Fishermen: no longer welcome
In 1994 China’s post office launched a Rmb2.1 stamp featuring various types of paddlefish. The stamps were meant to celebrate the rare freshwater species, which was said to be as ancient as the dinosaurs. Growing to seven metres in length and up to 992 pounds, the giant fish was used in ancient times as a special sacrifice to the gods by emperors. And in 2003 the paddlefish once again featured in a stamp collection, this time one that highlighted China’s critically endangered species. But despite the warnings, this living fossil could not escape the final fate of extinction, as declared in late December by the Science of the Total Environment, a top-tier Chinese academic journal.
Scientists now believe the Yangtze River native died out possibly before 2005, and no later than 2010, based on a basin-wide survey between 2017 and 2018. In the 1970s it’s estimated over 25 tonnes of paddlefish were caught annually in China. This excessive fishing, alongside “habitat fragmentation”, was cited as one of the main culprits causing an irretrievable decline in their population, according to research led by the Chinese Academy of Fishery Sciences in Wuhan.
The extinction has led to a change of policy. Surveillance drones and patrol boats have been deployed along the Yangtze since the start of the month as part of the government’s unprecedented 10-year moratorium on fishing in its longest river. The comprehensive ban – cutting through 10 provinces and regions from Tibet to Shanghai – will be expanded to all major tributaries of the river as well as connected lakes no later than the beginning of 2021.
China had introduced a more moderate initiative back in 2003, where the prohibition on fishing ran for three to four months every spring. That seasonal ban, however, failed to arrest the dwindling fish stocks.

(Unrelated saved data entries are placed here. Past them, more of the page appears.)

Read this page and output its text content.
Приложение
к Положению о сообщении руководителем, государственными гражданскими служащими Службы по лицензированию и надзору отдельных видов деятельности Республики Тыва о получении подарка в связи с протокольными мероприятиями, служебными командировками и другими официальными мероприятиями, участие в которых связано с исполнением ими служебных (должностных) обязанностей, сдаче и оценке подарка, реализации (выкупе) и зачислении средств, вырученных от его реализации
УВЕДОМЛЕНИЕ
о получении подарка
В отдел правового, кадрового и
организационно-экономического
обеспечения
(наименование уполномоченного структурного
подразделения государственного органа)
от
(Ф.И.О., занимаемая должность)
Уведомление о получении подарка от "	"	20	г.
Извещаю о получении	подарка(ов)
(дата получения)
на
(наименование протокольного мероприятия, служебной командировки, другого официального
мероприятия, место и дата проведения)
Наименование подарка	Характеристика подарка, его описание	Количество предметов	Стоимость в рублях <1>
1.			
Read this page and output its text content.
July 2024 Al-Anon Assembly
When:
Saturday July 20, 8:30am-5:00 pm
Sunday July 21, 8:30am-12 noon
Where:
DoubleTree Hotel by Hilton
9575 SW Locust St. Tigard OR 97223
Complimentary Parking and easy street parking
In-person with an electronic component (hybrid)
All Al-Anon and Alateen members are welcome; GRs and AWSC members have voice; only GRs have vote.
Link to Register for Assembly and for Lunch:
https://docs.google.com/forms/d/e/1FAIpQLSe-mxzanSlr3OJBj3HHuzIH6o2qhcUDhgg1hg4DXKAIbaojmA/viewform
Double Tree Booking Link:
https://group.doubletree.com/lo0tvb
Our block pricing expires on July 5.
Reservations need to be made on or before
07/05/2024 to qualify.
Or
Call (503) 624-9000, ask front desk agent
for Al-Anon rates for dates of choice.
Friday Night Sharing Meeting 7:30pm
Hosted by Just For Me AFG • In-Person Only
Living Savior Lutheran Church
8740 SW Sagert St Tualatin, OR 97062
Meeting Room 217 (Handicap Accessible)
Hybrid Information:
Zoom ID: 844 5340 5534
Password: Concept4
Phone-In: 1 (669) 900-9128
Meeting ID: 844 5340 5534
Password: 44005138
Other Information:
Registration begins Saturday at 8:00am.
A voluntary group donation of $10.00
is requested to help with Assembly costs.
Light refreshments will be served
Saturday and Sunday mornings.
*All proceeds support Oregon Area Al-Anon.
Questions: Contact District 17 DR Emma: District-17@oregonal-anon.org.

“As soon as it ended every year, it was a bonanza for the fishermen,” Cao Wenxuan, a marine biologist with the Chinese Academy of Sciences’ Institute of Hydrobiology, told the South China Morning Post. He noted that there were far fewer fish compared to decades ago and those being caught weighed much less than before. Total fishing catches along the Yangtze, Xinhua estimated, had plunged 77% to 100,000 metric tonnes between 1954 and 2018. In fact, the river now produces just 0.32% of China’s total freshwater aquatic products.
It is hoped that the new ban will enable some fish to reproduce over two to three generations. Meanwhile, although the Chinese government has promised to provide welfare and vocational training for the almost 280,000 fishermen put out of a job by the ban, that remedy is deemed far from making up for the losses suffered by former fishing industry workers, The Economist reports.
Roughly 110,000 households that relinquished a boat received a one-off compensation of Rmb200,000 ($29,084). Even when the seasonal ban was in place, fishermen could make over Rmb100,000 a year from catching sought-after species such as carp or loach.
Following the ban, some fishermen have been forced to move onshore and sell vegetables in wet markets, or simply join the moratorium observation team as river patrollers (a recent HSBC-made film that follows its two decades of environmental conservation work on the Yangtze, profiled an individual on the delta’s Honghu Lake who described his switch to a government ‘policing’ role as akin to switching from a ‘poacher to a gamekeeper’).
It remains to be seen whether the ban will yield results. After all, overfishing was not the only damaging factor. In fact, some researchers believe pollution and damming should take a bigger share of the blame for the extinction of Chinese paddlefish. The construction of the Gezhouba Dam in Hubei province in 1981, for instance, split the paddlefish population, and trapped the ones below the hydropower station from swimming upstream to tributaries where they could spawn, suggested Live Science, an international website.